Nationally, about 25 to 30 percent of women get immediate reconstruction. At the Mayo Clinic, about half do, and at Georgetown, it’s about 80 percent.
SPARING SKIN, NIPPLES
Doctors usually take the skin when they do a mastectomy to make sure they leave no cancer behind. But in the last decade they increasingly have left the skin in certain women with favorable tumor characteristics. Attai compares it to removing the inside of an orange while leaving the peel intact.
“We have learned over time that you can save skin” in many patients, Willey said. “Every single study has shown that it’s safe.”
Now they’re going the next step: preserving the nipple, which is even more at risk of being involved in cancer than the skin is. Only about 5 percent of women get this now, but eligibility could be expanded if it proves safe. The breast surgery society has a registry on nipple-sparing mastectomies that will track such women for 10 years.
“You really have to pick patients carefully,” because no one wants to compromise cancer control for cosmetic reasons, Attai said.
“The preliminary data are that nipple-sparing is quite good,” but studies haven’t been long enough to know for sure, Willey said. “It makes a huge difference in the cosmetic outcome. That makes the woman’s breast recognizable to her.”
Dr. Judy Boughey, a breast surgeon at the Mayo Clinic, said the new approach even has swayed patients’ treatment choices.
“We’re seeing women choosing the more invasive surgery, choosing the mastectomy,” because of doctors’ willingness to spare skin and nipples, she said.
It helped persuade Rose Ragona, a 51-year-old operations supervisor at O’Hare Airport in Chicago. She had both breasts removed on April 19 with the most modern approach: Immediate reconstruction, with preservation of her skin and nipples.
“To wake up and just see your breasts there helped me immensely,” she said.
She chose to have both breasts removed to avoid radiation and future worry.
“I felt it was a safer road to go,” she said. “I can’t live the rest of my life in fear. Every time there’s a lump I’m going to worry.”
Attai, the California breast surgeon, is one of the researchers in a national study testing cryoablation. The technique uses a probe cooled with liquid nitrogen that turns tumors into ice balls of dead tissue that’s gradually absorbed by the body. This has been done since 2004 for benign breast tumors and the clinical trial is aimed at seeing if it’s safe for cancer treatment.
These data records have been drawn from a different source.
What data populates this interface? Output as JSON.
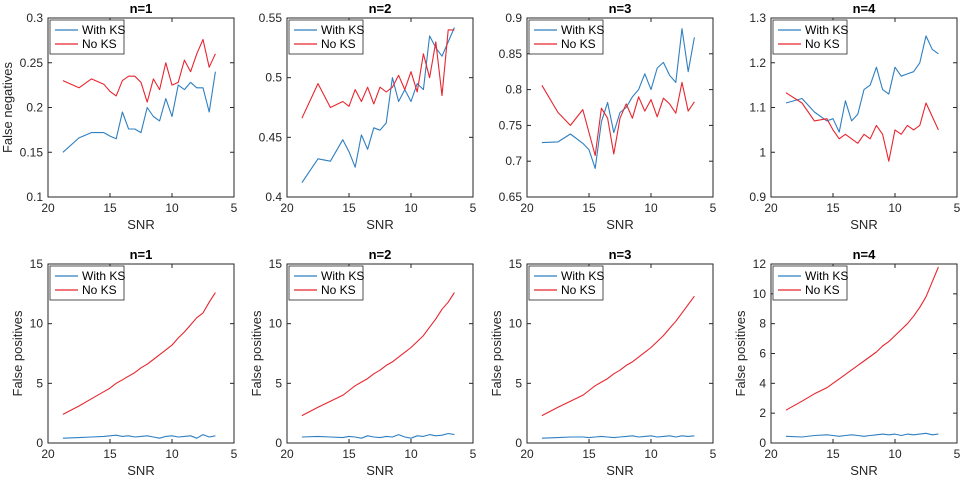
{
  "colors": {
    "with_ks": "#2f7fc1",
    "no_ks": "#e8252f",
    "axis": "#262626"
  },
  "chart_data": [
    {
      "type": "line",
      "title": "n=1",
      "xlabel": "SNR",
      "ylabel": "False negatives",
      "xlim": [
        20,
        5
      ],
      "ylim": [
        0.1,
        0.3
      ],
      "xticks": [
        20,
        15,
        10,
        5
      ],
      "yticks": [
        0.1,
        0.15,
        0.2,
        0.25,
        0.3
      ],
      "ytick_labels": [
        "0.1",
        "0.15",
        "0.2",
        "0.25",
        "0.3"
      ],
      "legend": [
        "With KS",
        "No KS"
      ],
      "series": [
        {
          "name": "With KS",
          "x": [
            18.8,
            17.5,
            16.5,
            15.5,
            15,
            14.5,
            14,
            13.5,
            13,
            12.5,
            12,
            11.5,
            11,
            10.5,
            10,
            9.5,
            9,
            8.5,
            8,
            7.5,
            7,
            6.5
          ],
          "y": [
            0.15,
            0.166,
            0.172,
            0.172,
            0.168,
            0.165,
            0.195,
            0.176,
            0.176,
            0.172,
            0.2,
            0.19,
            0.185,
            0.21,
            0.19,
            0.225,
            0.22,
            0.228,
            0.222,
            0.222,
            0.195,
            0.24
          ]
        },
        {
          "name": "No KS",
          "x": [
            18.8,
            17.5,
            16.5,
            15.5,
            15,
            14.5,
            14,
            13.5,
            13,
            12.5,
            12,
            11.5,
            11,
            10.5,
            10,
            9.5,
            9,
            8.5,
            8,
            7.5,
            7,
            6.5
          ],
          "y": [
            0.23,
            0.222,
            0.232,
            0.226,
            0.218,
            0.213,
            0.23,
            0.235,
            0.235,
            0.228,
            0.206,
            0.232,
            0.22,
            0.25,
            0.225,
            0.228,
            0.253,
            0.24,
            0.26,
            0.276,
            0.245,
            0.26
          ]
        }
      ]
    },
    {
      "type": "line",
      "title": "n=2",
      "xlabel": "SNR",
      "ylabel": "",
      "xlim": [
        20,
        5
      ],
      "ylim": [
        0.4,
        0.55
      ],
      "xticks": [
        20,
        15,
        10,
        5
      ],
      "yticks": [
        0.4,
        0.45,
        0.5,
        0.55
      ],
      "ytick_labels": [
        "0.4",
        "0.45",
        "0.5",
        "0.55"
      ],
      "legend": [
        "With KS",
        "No KS"
      ],
      "series": [
        {
          "name": "With KS",
          "x": [
            18.8,
            17.5,
            16.5,
            15.5,
            15,
            14.5,
            14,
            13.5,
            13,
            12.5,
            12,
            11.5,
            11,
            10.5,
            10,
            9.5,
            9,
            8.5,
            8,
            7.5,
            7,
            6.5
          ],
          "y": [
            0.412,
            0.432,
            0.43,
            0.448,
            0.438,
            0.425,
            0.452,
            0.44,
            0.458,
            0.456,
            0.462,
            0.5,
            0.48,
            0.49,
            0.48,
            0.495,
            0.49,
            0.535,
            0.525,
            0.518,
            0.53,
            0.542
          ]
        },
        {
          "name": "No KS",
          "x": [
            18.8,
            17.5,
            16.5,
            15.5,
            15,
            14.5,
            14,
            13.5,
            13,
            12.5,
            12,
            11.5,
            11,
            10.5,
            10,
            9.5,
            9,
            8.5,
            8,
            7.5,
            7,
            6.5
          ],
          "y": [
            0.466,
            0.495,
            0.475,
            0.48,
            0.476,
            0.49,
            0.48,
            0.492,
            0.478,
            0.492,
            0.488,
            0.492,
            0.502,
            0.49,
            0.505,
            0.488,
            0.52,
            0.5,
            0.53,
            0.485,
            0.54,
            0.54
          ]
        }
      ]
    },
    {
      "type": "line",
      "title": "n=3",
      "xlabel": "SNR",
      "ylabel": "",
      "xlim": [
        20,
        5
      ],
      "ylim": [
        0.65,
        0.9
      ],
      "xticks": [
        20,
        15,
        10,
        5
      ],
      "yticks": [
        0.65,
        0.7,
        0.75,
        0.8,
        0.85,
        0.9
      ],
      "ytick_labels": [
        "0.65",
        "0.7",
        "0.75",
        "0.8",
        "0.85",
        "0.9"
      ],
      "legend": [
        "With KS",
        "No KS"
      ],
      "series": [
        {
          "name": "With KS",
          "x": [
            18.8,
            17.5,
            16.5,
            15.5,
            15,
            14.5,
            14,
            13.5,
            13,
            12.5,
            12,
            11.5,
            11,
            10.5,
            10,
            9.5,
            9,
            8.5,
            8,
            7.5,
            7,
            6.5
          ],
          "y": [
            0.726,
            0.727,
            0.738,
            0.725,
            0.716,
            0.69,
            0.755,
            0.782,
            0.74,
            0.768,
            0.775,
            0.79,
            0.8,
            0.822,
            0.8,
            0.83,
            0.838,
            0.82,
            0.81,
            0.885,
            0.825,
            0.873
          ]
        },
        {
          "name": "No KS",
          "x": [
            18.8,
            17.5,
            16.5,
            15.5,
            15,
            14.5,
            14,
            13.5,
            13,
            12.5,
            12,
            11.5,
            11,
            10.5,
            10,
            9.5,
            9,
            8.5,
            8,
            7.5,
            7,
            6.5
          ],
          "y": [
            0.806,
            0.768,
            0.75,
            0.772,
            0.74,
            0.708,
            0.774,
            0.76,
            0.71,
            0.76,
            0.78,
            0.76,
            0.79,
            0.77,
            0.786,
            0.762,
            0.788,
            0.78,
            0.767,
            0.81,
            0.77,
            0.783
          ]
        }
      ]
    },
    {
      "type": "line",
      "title": "n=4",
      "xlabel": "SNR",
      "ylabel": "",
      "xlim": [
        20,
        5
      ],
      "ylim": [
        0.9,
        1.3
      ],
      "xticks": [
        20,
        15,
        10,
        5
      ],
      "yticks": [
        0.9,
        1.0,
        1.1,
        1.2,
        1.3
      ],
      "ytick_labels": [
        "0.9",
        "1",
        "1.1",
        "1.2",
        "1.3"
      ],
      "legend": [
        "With KS",
        "No KS"
      ],
      "series": [
        {
          "name": "With KS",
          "x": [
            18.8,
            17.5,
            16.5,
            15.5,
            15,
            14.5,
            14,
            13.5,
            13,
            12.5,
            12,
            11.5,
            11,
            10.5,
            10,
            9.5,
            9,
            8.5,
            8,
            7.5,
            7,
            6.5
          ],
          "y": [
            1.11,
            1.12,
            1.09,
            1.07,
            1.075,
            1.045,
            1.115,
            1.07,
            1.085,
            1.14,
            1.15,
            1.19,
            1.14,
            1.13,
            1.19,
            1.17,
            1.175,
            1.18,
            1.2,
            1.26,
            1.23,
            1.22
          ]
        },
        {
          "name": "No KS",
          "x": [
            18.8,
            17.5,
            16.5,
            15.5,
            15,
            14.5,
            14,
            13.5,
            13,
            12.5,
            12,
            11.5,
            11,
            10.5,
            10,
            9.5,
            9,
            8.5,
            8,
            7.5,
            7,
            6.5
          ],
          "y": [
            1.133,
            1.11,
            1.07,
            1.075,
            1.05,
            1.03,
            1.04,
            1.03,
            1.02,
            1.04,
            1.03,
            1.06,
            1.04,
            0.98,
            1.05,
            1.04,
            1.06,
            1.05,
            1.06,
            1.11,
            1.08,
            1.05
          ]
        }
      ]
    },
    {
      "type": "line",
      "title": "n=1",
      "xlabel": "SNR",
      "ylabel": "False positives",
      "xlim": [
        20,
        5
      ],
      "ylim": [
        0,
        15
      ],
      "xticks": [
        20,
        15,
        10,
        5
      ],
      "yticks": [
        0,
        5,
        10,
        15
      ],
      "ytick_labels": [
        "0",
        "5",
        "10",
        "15"
      ],
      "legend": [
        "With KS",
        "No KS"
      ],
      "series": [
        {
          "name": "With KS",
          "x": [
            18.8,
            17.5,
            16.5,
            15.5,
            15,
            14.5,
            14,
            13.5,
            13,
            12.5,
            12,
            11.5,
            11,
            10.5,
            10,
            9.5,
            9,
            8.5,
            8,
            7.5,
            7,
            6.5
          ],
          "y": [
            0.4,
            0.45,
            0.5,
            0.55,
            0.6,
            0.65,
            0.55,
            0.6,
            0.5,
            0.55,
            0.6,
            0.5,
            0.4,
            0.55,
            0.6,
            0.5,
            0.55,
            0.6,
            0.4,
            0.7,
            0.5,
            0.6
          ]
        },
        {
          "name": "No KS",
          "x": [
            18.8,
            17.5,
            16.5,
            15.5,
            15,
            14.5,
            14,
            13.5,
            13,
            12.5,
            12,
            11.5,
            11,
            10.5,
            10,
            9.5,
            9,
            8.5,
            8,
            7.5,
            7,
            6.5
          ],
          "y": [
            2.4,
            3.1,
            3.7,
            4.3,
            4.6,
            5.0,
            5.3,
            5.6,
            5.9,
            6.3,
            6.6,
            7.0,
            7.4,
            7.8,
            8.2,
            8.8,
            9.3,
            9.9,
            10.5,
            10.9,
            11.8,
            12.6
          ]
        }
      ]
    },
    {
      "type": "line",
      "title": "n=2",
      "xlabel": "SNR",
      "ylabel": "False positives",
      "xlim": [
        20,
        5
      ],
      "ylim": [
        0,
        15
      ],
      "xticks": [
        20,
        15,
        10,
        5
      ],
      "yticks": [
        0,
        5,
        10,
        15
      ],
      "ytick_labels": [
        "0",
        "5",
        "10",
        "15"
      ],
      "legend": [
        "With KS",
        "No KS"
      ],
      "series": [
        {
          "name": "With KS",
          "x": [
            18.8,
            17.5,
            16.5,
            15.5,
            15,
            14.5,
            14,
            13.5,
            13,
            12.5,
            12,
            11.5,
            11,
            10.5,
            10,
            9.5,
            9,
            8.5,
            8,
            7.5,
            7,
            6.5
          ],
          "y": [
            0.5,
            0.55,
            0.5,
            0.45,
            0.55,
            0.5,
            0.4,
            0.6,
            0.5,
            0.45,
            0.55,
            0.5,
            0.7,
            0.5,
            0.4,
            0.6,
            0.55,
            0.7,
            0.6,
            0.65,
            0.8,
            0.7
          ]
        },
        {
          "name": "No KS",
          "x": [
            18.8,
            17.5,
            16.5,
            15.5,
            15,
            14.5,
            14,
            13.5,
            13,
            12.5,
            12,
            11.5,
            11,
            10.5,
            10,
            9.5,
            9,
            8.5,
            8,
            7.5,
            7,
            6.5
          ],
          "y": [
            2.3,
            3.0,
            3.5,
            4.0,
            4.4,
            4.8,
            5.1,
            5.4,
            5.8,
            6.1,
            6.5,
            6.8,
            7.2,
            7.6,
            8.0,
            8.5,
            9.0,
            9.7,
            10.4,
            11.2,
            11.8,
            12.6
          ]
        }
      ]
    },
    {
      "type": "line",
      "title": "n=3",
      "xlabel": "SNR",
      "ylabel": "False positives",
      "xlim": [
        20,
        5
      ],
      "ylim": [
        0,
        15
      ],
      "xticks": [
        20,
        15,
        10,
        5
      ],
      "yticks": [
        0,
        5,
        10,
        15
      ],
      "ytick_labels": [
        "0",
        "5",
        "10",
        "15"
      ],
      "legend": [
        "With KS",
        "No KS"
      ],
      "series": [
        {
          "name": "With KS",
          "x": [
            18.8,
            17.5,
            16.5,
            15.5,
            15,
            14.5,
            14,
            13.5,
            13,
            12.5,
            12,
            11.5,
            11,
            10.5,
            10,
            9.5,
            9,
            8.5,
            8,
            7.5,
            7,
            6.5
          ],
          "y": [
            0.4,
            0.45,
            0.5,
            0.5,
            0.45,
            0.5,
            0.55,
            0.5,
            0.45,
            0.5,
            0.55,
            0.6,
            0.5,
            0.55,
            0.6,
            0.5,
            0.55,
            0.6,
            0.5,
            0.6,
            0.55,
            0.6
          ]
        },
        {
          "name": "No KS",
          "x": [
            18.8,
            17.5,
            16.5,
            15.5,
            15,
            14.5,
            14,
            13.5,
            13,
            12.5,
            12,
            11.5,
            11,
            10.5,
            10,
            9.5,
            9,
            8.5,
            8,
            7.5,
            7,
            6.5
          ],
          "y": [
            2.3,
            3.0,
            3.5,
            4.0,
            4.4,
            4.8,
            5.1,
            5.4,
            5.8,
            6.1,
            6.5,
            6.8,
            7.2,
            7.6,
            8.0,
            8.5,
            9.0,
            9.6,
            10.2,
            10.9,
            11.6,
            12.3
          ]
        }
      ]
    },
    {
      "type": "line",
      "title": "n=4",
      "xlabel": "SNR",
      "ylabel": "False positives",
      "xlim": [
        20,
        5
      ],
      "ylim": [
        0,
        12
      ],
      "xticks": [
        20,
        15,
        10,
        5
      ],
      "yticks": [
        0,
        2,
        4,
        6,
        8,
        10,
        12
      ],
      "ytick_labels": [
        "0",
        "2",
        "4",
        "6",
        "8",
        "10",
        "12"
      ],
      "legend": [
        "With KS",
        "No KS"
      ],
      "series": [
        {
          "name": "With KS",
          "x": [
            18.8,
            17.5,
            16.5,
            15.5,
            15,
            14.5,
            14,
            13.5,
            13,
            12.5,
            12,
            11.5,
            11,
            10.5,
            10,
            9.5,
            9,
            8.5,
            8,
            7.5,
            7,
            6.5
          ],
          "y": [
            0.45,
            0.4,
            0.5,
            0.55,
            0.5,
            0.45,
            0.5,
            0.55,
            0.5,
            0.45,
            0.5,
            0.55,
            0.6,
            0.55,
            0.6,
            0.5,
            0.6,
            0.55,
            0.6,
            0.65,
            0.55,
            0.6
          ]
        },
        {
          "name": "No KS",
          "x": [
            18.8,
            17.5,
            16.5,
            15.5,
            15,
            14.5,
            14,
            13.5,
            13,
            12.5,
            12,
            11.5,
            11,
            10.5,
            10,
            9.5,
            9,
            8.5,
            8,
            7.5,
            7,
            6.5
          ],
          "y": [
            2.2,
            2.8,
            3.3,
            3.7,
            4.0,
            4.3,
            4.6,
            4.9,
            5.2,
            5.5,
            5.8,
            6.1,
            6.5,
            6.8,
            7.2,
            7.6,
            8.0,
            8.5,
            9.1,
            9.8,
            10.8,
            11.8
          ]
        }
      ]
    }
  ]
}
“The technology is amazing. This is done in the office under local anesthesia, a little skin puncture,” Attai said.
In the study, women still have surgery at some point after the freezing treatment to make sure all the cancer is destroyed. If it proves safe and effective, it could eliminate surgery for certain cancer patients.
“I’d love to see the day when we can offer women with small breast tumors a completely non-operative approach, and I do think that’s coming soon,” Attai said.